La politique a rendu les agriculteurs trop craintifs pour brûler leurs terres, même si l'utilisation du feu dans le défrichement des terres agricoles a été une pratique courante dans leur système agricole.
Ayant vu des citoyens se faire arrêter pour avoir brûlé des terres agricoles, la moitié des ménages enquêtés avaient cessé de le faire.
Mais des centaines d'autres agriculteurs dans les zones étudiées pratiquaient encore le brûlage pour leurs activités agricoles. Ces agriculteurs le font depuis longtemps et n'ont pas encore trouvé de meilleures façons de préparer leur terre. Ils le font la plupart du temps en secret. Mais certains demandent l'autorisation des autorités du village avant de brûler, ce qui crée un dilemme pour ces autorités.
Il y a aussi des gens qui sont payés pour brûler des terres afin d'ouvrir de nouvelles terres pour les plantations ou pour vendre les terres brûlées aux investisseurs des plantations. Ce sont des opportunistes qui recherchent un profit à court terme en brûlant des terres.
Une approche flexible
La politique de brûlage zéro sur les tourbières, tout en étant efficace pour réduire les incendies de forêt et de terre, peut à long terme nuire à l'industrie agricole locale.
Il y a un besoin de flexibilité dans la mise en œuvre de la politique sur le terrain. Les véritables agriculteurs devraient être autorisés à mettre en œuvre un brûlage contrôlé des terres.
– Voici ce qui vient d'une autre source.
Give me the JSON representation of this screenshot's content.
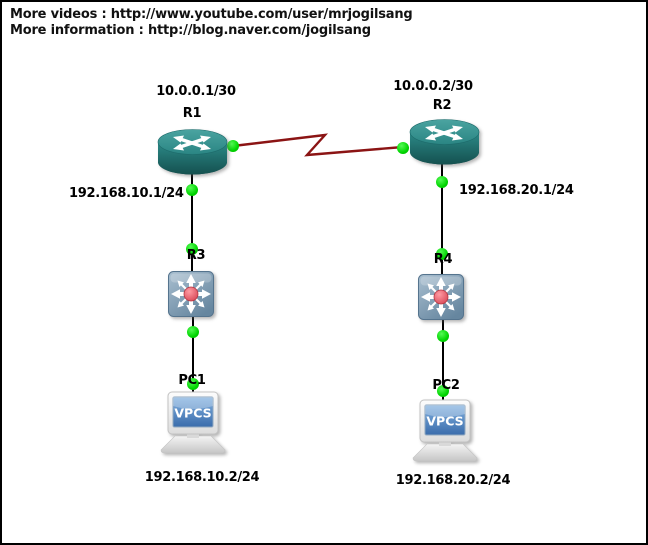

La sagesse communautaire traditionnelle permet d'appliquer la technique avec les conseils des responsables gouvernementaux sur le terrain.
Des activités de patrouille sont toujours nécessaires pour contrôler les groupes opportunistes qui recherchent des profits à court terme en brûlant de nouvelles forêts sans tenir compte de la sécurité environnementale.
Il est important que les agents comprennent et soient capables de faire la distinction entre les groupes opportunistes et les véritables agriculteurs dont les moyens de subsistance dépendent réellement de leurs activités agricoles.
Ce ne sera pas une tâche facile pour le gouvernement de changer l'approche de commandement et de contrôle des officiers de SATKARHUTLA sur le terrain. Mais il est important qu'ils soient capables non seulement de prendre des mesures fermes contre les opportunistes brûlants, mais aussi aider à améliorer la capacité des véritables agriculteurs à mettre en œuvre des pratiques de brûlage sûres.
Cet article a été initialement publié sur The Conversation. Lire l'article original.